2/3 cup cooked pasta, grilled zuchinni seasoned with butter spray, garlic powder, mortons and pepper, 8 oz water
PM Snack- SF snow cone or popsicle, 16 oz
Water
Sunday
B- B- 1 egg, 1 wedge of Laughing Cow lite cheese, ½ pita, toasted, ½ banana, coffee, 8 oz of water
AM Snack- 16 oz water, 15 grapes
Lunch- I know you guys usually eat out after church. Get a big chicken salad, or fish or steak with a salad, baked potato (cut in half) and steamed veggies, 8 oz of water. Basically it should be 1 protein, 1 starch, 2 veggies. Order water to drink, and after your food comes order coffee for dessert.

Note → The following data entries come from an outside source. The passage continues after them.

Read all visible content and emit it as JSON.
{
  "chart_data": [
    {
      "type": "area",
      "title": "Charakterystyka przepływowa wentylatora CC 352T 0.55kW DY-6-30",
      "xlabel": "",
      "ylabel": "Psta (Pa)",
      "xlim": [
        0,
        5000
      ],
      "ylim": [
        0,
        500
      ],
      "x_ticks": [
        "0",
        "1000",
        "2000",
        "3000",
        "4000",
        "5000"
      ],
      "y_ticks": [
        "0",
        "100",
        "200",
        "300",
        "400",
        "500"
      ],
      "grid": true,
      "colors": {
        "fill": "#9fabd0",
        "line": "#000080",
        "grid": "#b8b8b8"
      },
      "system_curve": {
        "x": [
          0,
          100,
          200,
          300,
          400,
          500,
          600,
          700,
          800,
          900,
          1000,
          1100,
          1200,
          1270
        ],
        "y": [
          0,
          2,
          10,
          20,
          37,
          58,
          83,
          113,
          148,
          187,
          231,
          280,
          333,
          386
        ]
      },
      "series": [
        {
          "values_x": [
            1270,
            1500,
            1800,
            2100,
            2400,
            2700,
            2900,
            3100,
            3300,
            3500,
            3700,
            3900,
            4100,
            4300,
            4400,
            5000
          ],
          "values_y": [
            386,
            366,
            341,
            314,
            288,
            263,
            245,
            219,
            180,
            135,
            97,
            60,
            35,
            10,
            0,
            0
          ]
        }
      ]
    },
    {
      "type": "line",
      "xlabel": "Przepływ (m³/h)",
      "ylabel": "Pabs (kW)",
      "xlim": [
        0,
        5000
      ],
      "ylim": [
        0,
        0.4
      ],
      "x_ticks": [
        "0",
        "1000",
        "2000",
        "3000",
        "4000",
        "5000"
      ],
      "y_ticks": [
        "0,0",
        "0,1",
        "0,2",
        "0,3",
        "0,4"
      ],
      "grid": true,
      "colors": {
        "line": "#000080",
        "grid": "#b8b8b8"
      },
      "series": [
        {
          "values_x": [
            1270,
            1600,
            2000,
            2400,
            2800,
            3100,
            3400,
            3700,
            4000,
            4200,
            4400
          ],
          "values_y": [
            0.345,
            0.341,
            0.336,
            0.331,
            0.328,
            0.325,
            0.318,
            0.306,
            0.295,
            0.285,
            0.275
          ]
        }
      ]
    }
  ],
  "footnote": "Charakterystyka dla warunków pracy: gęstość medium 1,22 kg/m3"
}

PM Snack- 1 apple, 16 oz water
Dinner- Fajitas with 8 oz of chicken breast or 6 oz of steak, onions, mushrooms, and peppers. Season with Mrs. Dash Southwest seasonings instead of a fajita mix. Use a low carb tortilla or a half of a pita, 1 oz of lf cheese, ff sour cream, and salsa, 8 oz water
Evening Snack- 16 oz water, SF jello cup with ff cool whip.